Mientras comíamos tortitas con pepitas de chocolate, metí la mano en una bolsa de papel con un grueso libro en el interior —El señor de los anillos, los tres volúmenes en uno— y una tarjeta regalo de Barnes & Noble. Pasamos la mayor parte del día en la librería. Por la noche me llevó a un restaurante italiano, uno de verdad, en el que los camareros y el chef hablaban entre sí en su idioma, las paredes estaban cubiertas de viejas fotografías familiares en blanco y negro, y la sopa minestrone te dejaba saciada durante días.

En el interior estaba oscuro y apuesto a que siempre recordaré cómo la luz del portavelas de cristal rojo se reflejaba titilante en la cara de mamá al llevarse la cuchara a los labios. Hablamos de cómo iban las cosas en el instituto y cómo iban las cosas en el trabajo. Hablamos de mi marcha a la universidad: qué me gustaría estudiar, en qué me gustaría convertirme. Llegó un esponjoso cuadrado de tiramisú con una vela clavada en lo alto y los camareros me cantaron, pero en italiano: Buon compleanno a te.

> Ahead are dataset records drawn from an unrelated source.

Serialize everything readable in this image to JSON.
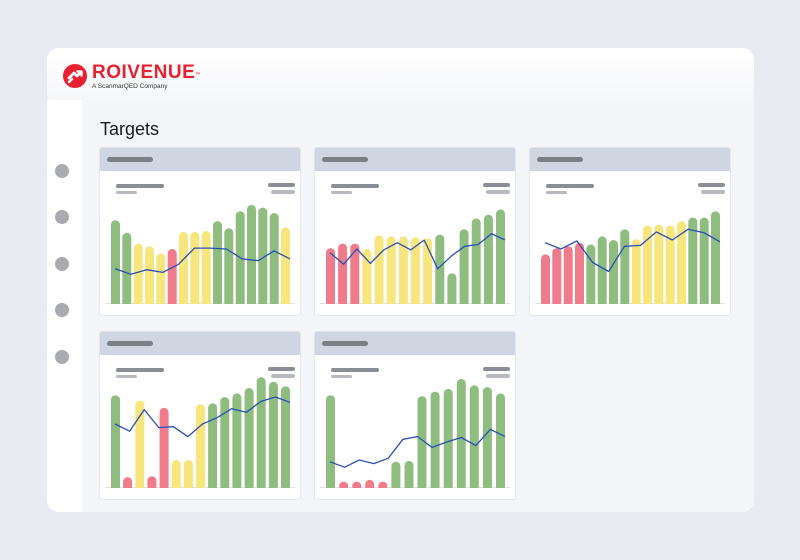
{
  "app": {
    "brand": "ROIVENUE",
    "brand_mark": "™",
    "tagline": "A ScanmarQED Company",
    "colors": {
      "brand_red": "#e8202f",
      "green": "#8fbc7f",
      "yellow": "#f7e67d",
      "red": "#ee7c8a",
      "line": "#2a4fb8"
    }
  },
  "sidebar": {
    "items": [
      "nav-item-1",
      "nav-item-2",
      "nav-item-3",
      "nav-item-4",
      "nav-item-5"
    ]
  },
  "page": {
    "title": "Targets"
  },
  "chart_data": [
    {
      "type": "bar",
      "values": [
        92,
        78,
        66,
        63,
        55,
        60,
        79,
        79,
        80,
        91,
        83,
        102,
        109,
        106,
        100,
        84
      ],
      "bar_colors": [
        "green",
        "green",
        "yellow",
        "yellow",
        "yellow",
        "red",
        "yellow",
        "yellow",
        "yellow",
        "green",
        "green",
        "green",
        "green",
        "green",
        "green",
        "yellow"
      ],
      "line": [
        38,
        32,
        37,
        34,
        43,
        61,
        61,
        60,
        49,
        47,
        58,
        49
      ]
    },
    {
      "type": "bar",
      "values": [
        61,
        66,
        66,
        60,
        75,
        74,
        74,
        73,
        72,
        76,
        33,
        82,
        94,
        98,
        104
      ],
      "bar_colors": [
        "red",
        "red",
        "red",
        "yellow",
        "yellow",
        "yellow",
        "yellow",
        "yellow",
        "yellow",
        "green",
        "green",
        "green",
        "green",
        "green",
        "green"
      ],
      "line": [
        56,
        43,
        60,
        44,
        59,
        67,
        59,
        70,
        38,
        52,
        63,
        65,
        77,
        70
      ]
    },
    {
      "type": "bar",
      "values": [
        54,
        61,
        63,
        67,
        65,
        74,
        70,
        82,
        71,
        86,
        87,
        86,
        91,
        95,
        95,
        102
      ],
      "bar_colors": [
        "red",
        "red",
        "red",
        "red",
        "green",
        "green",
        "green",
        "green",
        "yellow",
        "yellow",
        "yellow",
        "yellow",
        "yellow",
        "green",
        "green",
        "green"
      ],
      "line": [
        67,
        60,
        69,
        45,
        35,
        63,
        64,
        79,
        70,
        82,
        78,
        68
      ]
    },
    {
      "type": "bar",
      "values": [
        102,
        11,
        96,
        12,
        88,
        30,
        30,
        92,
        93,
        100,
        104,
        110,
        122,
        117,
        112
      ],
      "bar_colors": [
        "green",
        "red",
        "yellow",
        "red",
        "red",
        "yellow",
        "yellow",
        "yellow",
        "green",
        "green",
        "green",
        "green",
        "green",
        "green",
        "green"
      ],
      "line": [
        70,
        62,
        86,
        66,
        67,
        56,
        70,
        77,
        87,
        83,
        95,
        100,
        94
      ]
    },
    {
      "type": "bar",
      "values": [
        102,
        6,
        6,
        8,
        6,
        28,
        29,
        101,
        106,
        109,
        120,
        113,
        111,
        104
      ],
      "bar_colors": [
        "green",
        "red",
        "red",
        "red",
        "red",
        "green",
        "green",
        "green",
        "green",
        "green",
        "green",
        "green",
        "green",
        "green"
      ],
      "line": [
        28,
        22,
        30,
        26,
        32,
        53,
        56,
        44,
        50,
        55,
        46,
        64,
        56
      ]
    }
  ]
}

Después me llevó a ver Titanic a un cineclub y durante tres horas me sumergí en la historia igual que hacía en mis libros favoritos. Fui bella y valiente, alguien destinado a amar y sobrevivir, a ser feliz y a recordar. La vida real no me deparaba nada de aquello, pero, en la agradable oscuridad de aquel viejo teatro deslucido, olvidé que jamás lo haría.

Caí a plomo en la cama, agotada y satisfecha, porque a la mañana siguiente disfrutaría de las sobras de la cena y leería mi libro nuevo. Pero, al despertar, había demasiado silencio en el apartamento y no se olía el café. Algo no iba bien.

Enfilé el pasillo y encontré una nota en la mesa de la cocina.

Soy tu madre y te quiero, pero ya no aguanto más.

No podía haberse ido. Imposible. ¿Cómo iba a hacer algo así?

Me miré las manos, palmas arriba, palmas abajo, como si no me pertenecieran. Tampoco me pertenecía lo demás: ni la silla en la que me hundía, ni la mesa en la que apoyaba la frente, ni la ventana por la que miraba. Ni siquiera mi propia madre.

No lo entendía. Llevaba más de seis meses sin hacer lo malo. Mamá estaba perfectamente integrada en su nuevo trabajo y nos gustaba el apartamento.